Asda says it is to raise basic hourly pay for its retail staff by 18p in April, as a deadline for agreeing a new contract looms that could result in thousands losing their jobs.
The supermarket chain made the announcement as the clock ticks down to 2 November – Saturday – when staff must have signed so-called Contract 6, which aims to simplify terms of employment across the company.
Asda says the “vast majority” of the more than 100,000 workers affected have agreed the deal – which will already see their basic pay rise from £8.21 to £9 an hour from Sunday.
But Sky News has reported claims that up to 12,000 people are resisting the move – with Asda confirming just last week that it had no intention of backing down in the face of union opposition.
The GMB cites the end of paid breaks and argues that greater demands for flexible working will place too much strain on families and care commitments.
It described the planned pay rise as a “smokescreen” and said it showed the chain was “feeling the heat” from the contract row, with staff set to lose their jobs in the run-up to Christmas.
Asda has described the 12,000 figure for potential job losses as “unsubstantiated speculation” and pledged to work with staff to ensure the right balance is struck as it brings in Contract 6, saying it does not want to lose any workers.
Hayley Tatum, senior vice president of people at Asda, said: “I’m pleased that we’re able to confirm a further increase in the basic rate of pay for our retail colleagues, which will be introduced next year, and give certainty to our colleagues despite an unpredictable economic landscape and challenging market.”

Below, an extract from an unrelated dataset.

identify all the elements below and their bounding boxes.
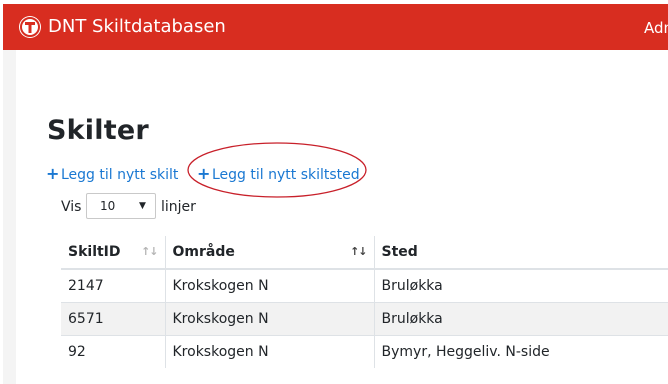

GMB national officer, Gary Carter, said: “Asda are using this 18p rise as a smokescreen to distract from the fact they plan to sack workers this weekend unless they sign a punishing new contract.
“It is unprecedented to announce an April pay rise in October – and Asda are clearly feeling the heat of opposition to the imposition of this contract.
“We do not yet know what inflation will be by that point, and so this could end up failing to keep pace with the cost of living.”